The erupting volcano on Spain’s Canary Islands has blown open two more fissures, with authorities reporting “intense” activity in the area.
The new fissures, about 15 metres (50 feet) apart, sent streaks of fiery red and orange molten rock down toward the sea, parallel to an earlier flow that reached the Atlantic Ocean earlier this week.
The Cumbre Vieja volcano was “much more aggressive”, almost two weeks after it erupted on the island of La Palma, said Miguel Ángel Morcuende, the technical director of the Canary Islands’ emergency volcano response department.
Overnight, scientists recorded eight new earthquakes up to magnitude 3.5.
The eruption was sending gas and ash up to 6,000m into the air, officials said.
The prompt evacuation of more than 6,000 people since the 19 September eruption helped prevent casualties.
A new area of solidified lava where the molten rock is flowing into the sea extends over more than 20 hectares (50 acres).

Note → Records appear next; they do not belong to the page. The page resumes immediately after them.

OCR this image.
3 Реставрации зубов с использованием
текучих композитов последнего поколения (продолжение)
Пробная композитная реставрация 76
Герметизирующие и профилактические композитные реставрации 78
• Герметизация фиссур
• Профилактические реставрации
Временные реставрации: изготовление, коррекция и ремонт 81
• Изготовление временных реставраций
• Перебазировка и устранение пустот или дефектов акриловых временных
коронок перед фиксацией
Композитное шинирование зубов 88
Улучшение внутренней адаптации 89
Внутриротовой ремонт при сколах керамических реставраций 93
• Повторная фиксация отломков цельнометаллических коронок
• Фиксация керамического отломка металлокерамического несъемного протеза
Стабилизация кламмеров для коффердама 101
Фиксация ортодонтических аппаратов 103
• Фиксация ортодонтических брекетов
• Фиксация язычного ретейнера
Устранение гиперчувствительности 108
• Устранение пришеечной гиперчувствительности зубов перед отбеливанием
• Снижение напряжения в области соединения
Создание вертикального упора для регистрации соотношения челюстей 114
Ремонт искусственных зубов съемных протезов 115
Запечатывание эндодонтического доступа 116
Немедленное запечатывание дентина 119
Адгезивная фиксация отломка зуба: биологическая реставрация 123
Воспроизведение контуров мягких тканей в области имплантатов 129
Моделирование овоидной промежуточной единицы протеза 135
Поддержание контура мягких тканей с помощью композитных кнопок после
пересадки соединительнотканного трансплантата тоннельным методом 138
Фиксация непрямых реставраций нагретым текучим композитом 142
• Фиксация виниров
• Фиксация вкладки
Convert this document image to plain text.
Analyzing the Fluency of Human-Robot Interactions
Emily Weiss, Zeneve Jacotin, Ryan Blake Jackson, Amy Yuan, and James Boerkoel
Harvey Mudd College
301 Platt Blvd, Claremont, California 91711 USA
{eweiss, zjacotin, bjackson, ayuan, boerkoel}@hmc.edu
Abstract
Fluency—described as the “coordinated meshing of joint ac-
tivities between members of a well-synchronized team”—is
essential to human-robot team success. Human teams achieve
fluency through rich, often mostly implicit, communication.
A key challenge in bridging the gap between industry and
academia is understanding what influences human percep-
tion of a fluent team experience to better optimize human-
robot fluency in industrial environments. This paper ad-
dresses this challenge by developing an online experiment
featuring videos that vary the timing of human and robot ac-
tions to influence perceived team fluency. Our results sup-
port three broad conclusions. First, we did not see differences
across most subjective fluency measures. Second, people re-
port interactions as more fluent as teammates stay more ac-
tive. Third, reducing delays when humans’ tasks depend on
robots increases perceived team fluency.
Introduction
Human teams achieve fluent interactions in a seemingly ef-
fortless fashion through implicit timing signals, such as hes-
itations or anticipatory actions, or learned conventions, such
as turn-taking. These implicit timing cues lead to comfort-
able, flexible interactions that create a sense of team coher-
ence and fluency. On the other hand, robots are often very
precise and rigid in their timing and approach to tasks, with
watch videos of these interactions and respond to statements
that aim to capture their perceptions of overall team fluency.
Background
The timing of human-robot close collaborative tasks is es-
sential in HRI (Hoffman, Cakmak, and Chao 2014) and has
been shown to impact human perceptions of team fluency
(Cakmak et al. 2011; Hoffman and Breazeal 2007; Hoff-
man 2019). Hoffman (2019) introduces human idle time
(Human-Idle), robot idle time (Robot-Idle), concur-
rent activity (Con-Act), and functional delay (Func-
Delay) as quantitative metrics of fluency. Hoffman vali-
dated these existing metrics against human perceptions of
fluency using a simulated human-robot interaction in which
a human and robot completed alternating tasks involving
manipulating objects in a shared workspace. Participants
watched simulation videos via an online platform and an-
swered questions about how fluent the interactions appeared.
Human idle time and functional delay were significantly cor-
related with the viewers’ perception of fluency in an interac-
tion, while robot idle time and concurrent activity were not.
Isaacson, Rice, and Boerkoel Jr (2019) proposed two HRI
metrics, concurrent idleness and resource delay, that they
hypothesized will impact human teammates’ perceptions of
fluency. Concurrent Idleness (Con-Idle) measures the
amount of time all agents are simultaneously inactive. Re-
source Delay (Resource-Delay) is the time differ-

Officials were monitoring air quality along the shoreline. Sulphur dioxide levels in the area rose but did not represent a health threat, La Palma’s government said.
However, it advised local residents to stay indoors. It also recommended that people on the island wear face masks and eye protection against heavy falls of volcanic ash.
The volcano has so far emitted some 80 million cubic metres of molten rock, scientists estimate – more than double the amount in the island’s last eruption in 1971.
The lava has so far destroyed or partially destroyed more than 1,000 buildings, including homes and farming infrastructure, and entombed around 709 hectares on the Spanish archipelago off north-west Africa.